Depois de vários adiamentos acabou por passar um cheque sem
provisão. A hospedeira não perdeu mais tempo e apresentou queixa à polícia:
Nikita foi detida por burla e abuso de confiança.
Desta vez, quando soube do sucedido, o filho embora
contrariando a companheira, apareceu em seu socorro. Pagou metade da dívida,
comprometendo-se a pagar o restante em data acordada perante a autoridade.

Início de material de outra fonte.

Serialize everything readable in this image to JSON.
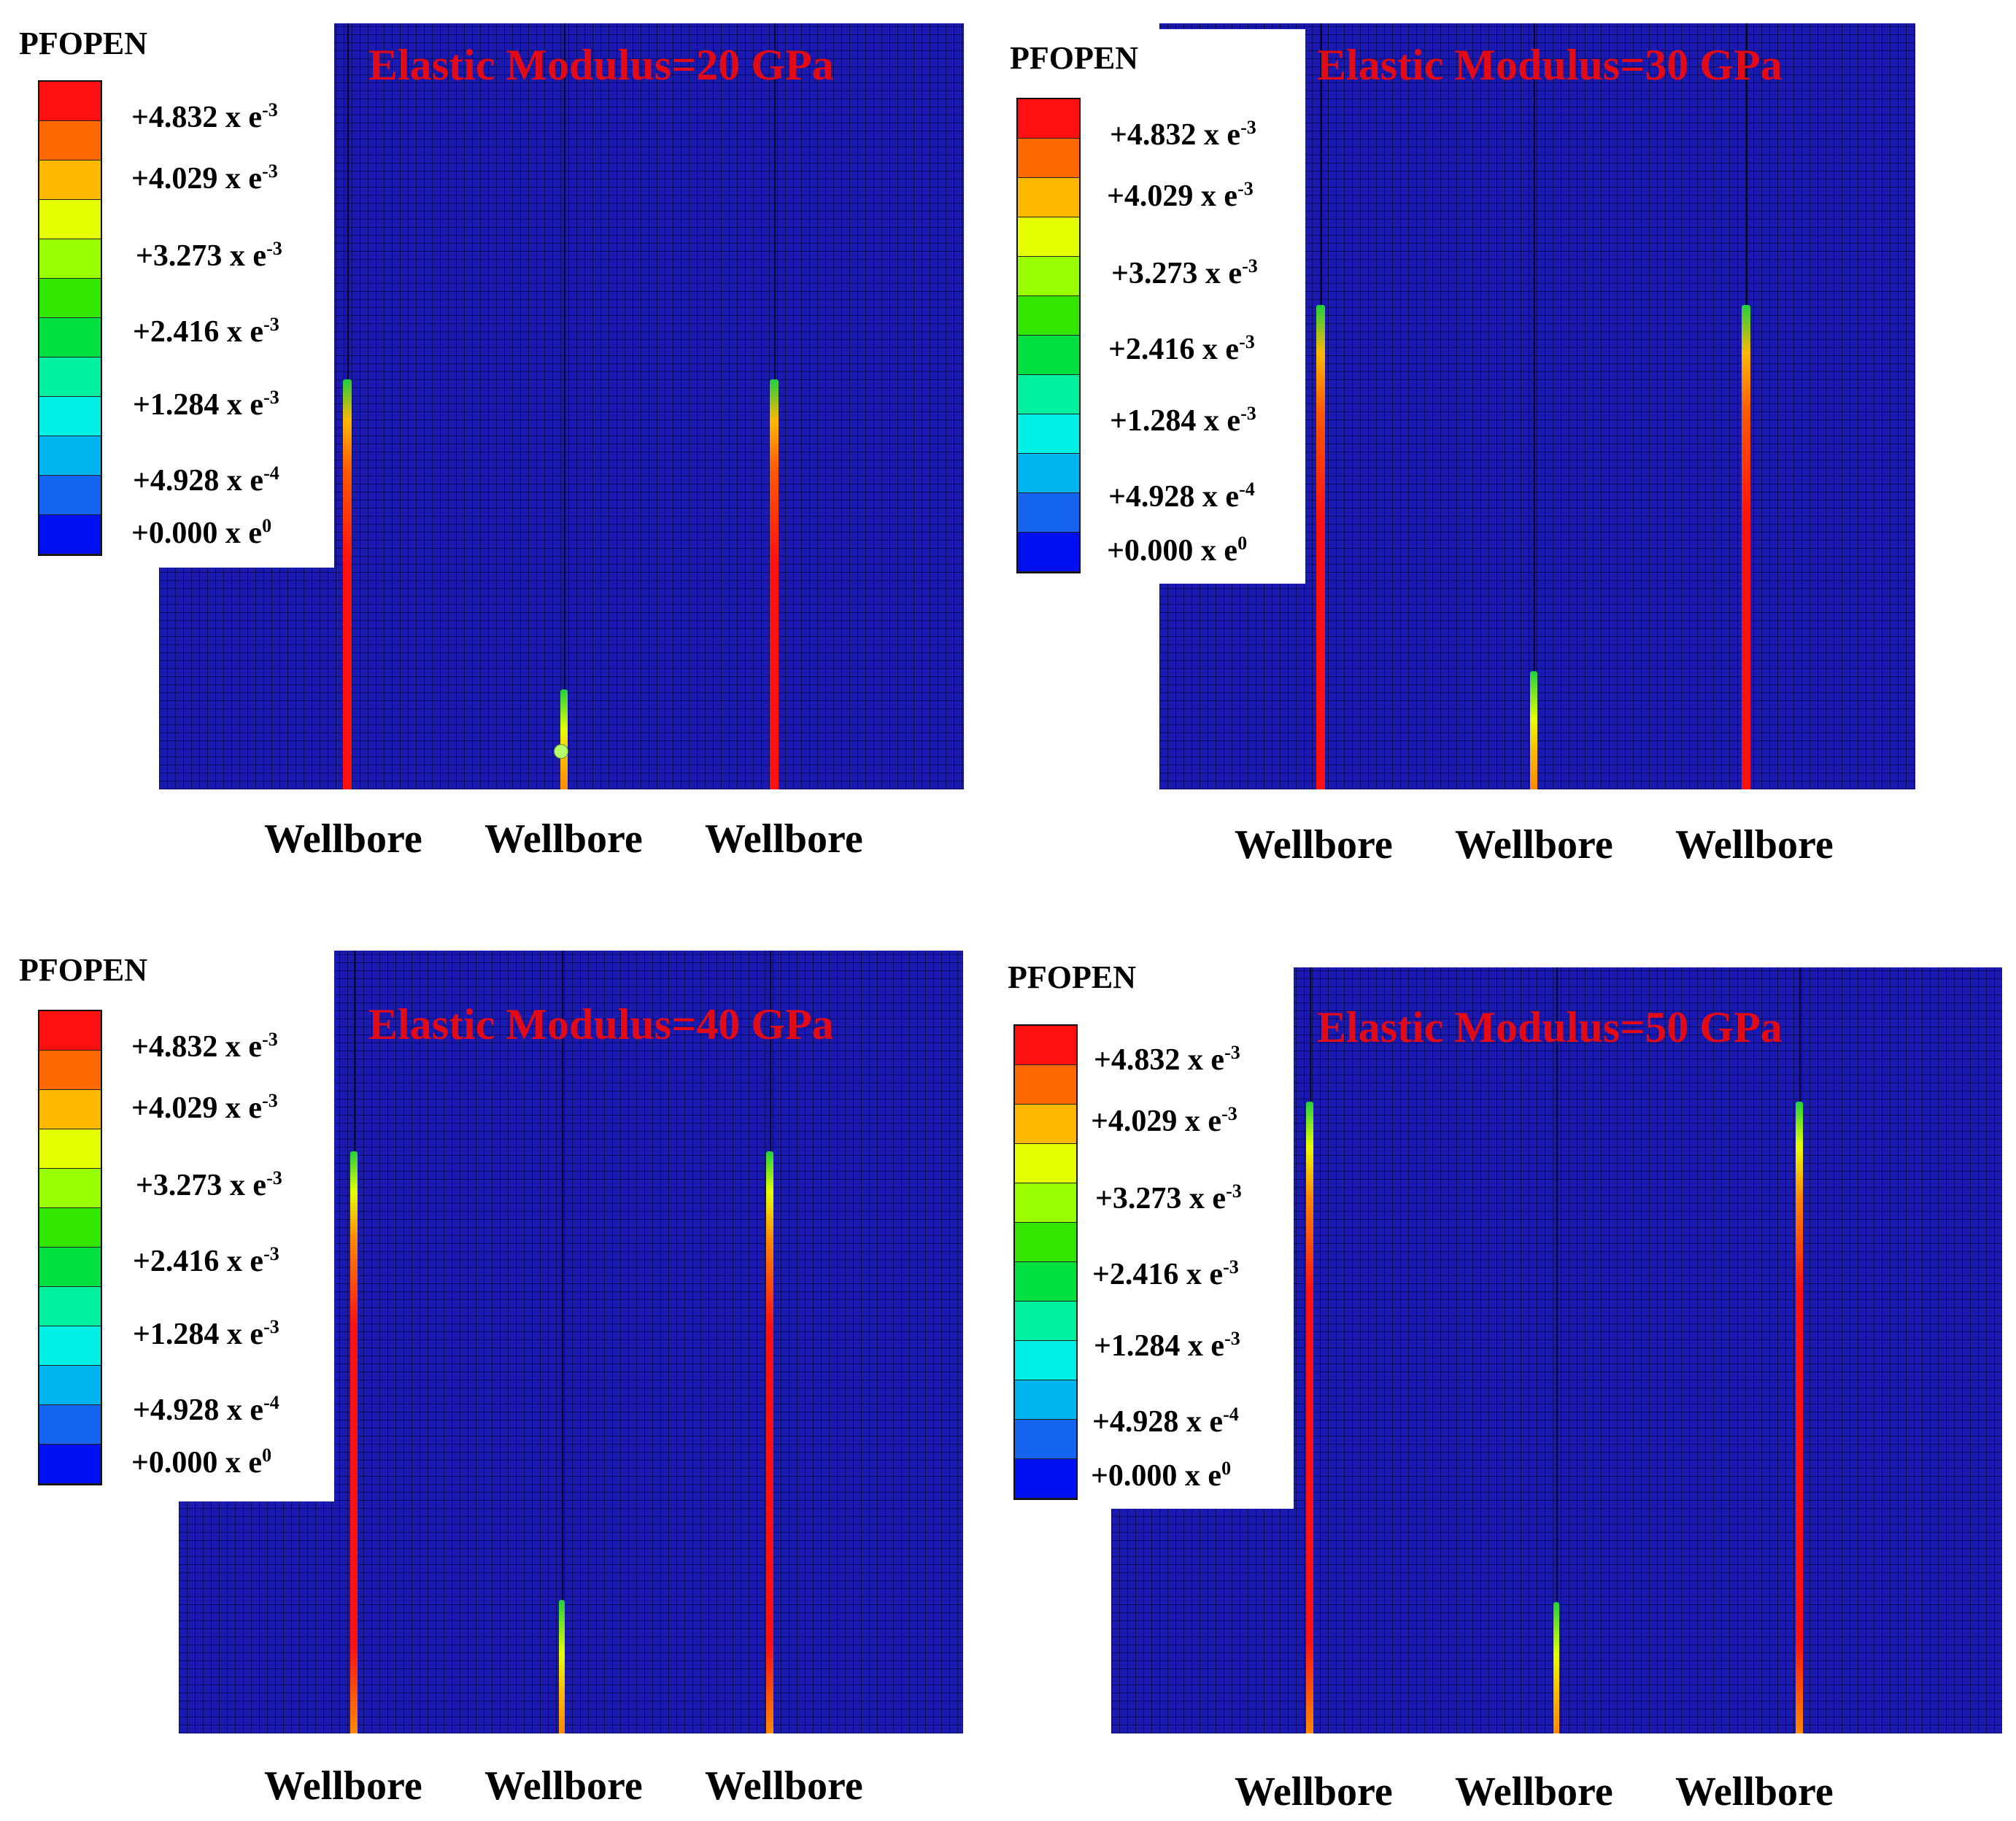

Nikita saiu da prisão mas perdeu o negócio dos lençóis e a
amiga que a acolhia não perdia ocasião de a lembrar que sua oferta era
temporária.
Desnorteada, passou a frequentar a Igreja Universal do Reino
de Deus, orava, jejuava, fazia “correntes” e acabou por vender as poucas jóias que
lhe restavam para pagar o dízimo.
Entretanto, a filha com apenas 15 anos teve um filho do velho
com quem vivia. E, embora contra vontade deste, a pretexto de ir cuidar do
neto, Nikita conseguiu acoitar-se em sua casa.
Hoje, sem um canto seu, sem dinheiro, totalmente dependente
dos filhos, é uma mulher amarga, de rosto marcado e cabeça toda branca, que já
nem se recorda do tempo em que era a rapariga mais bela da sua escola.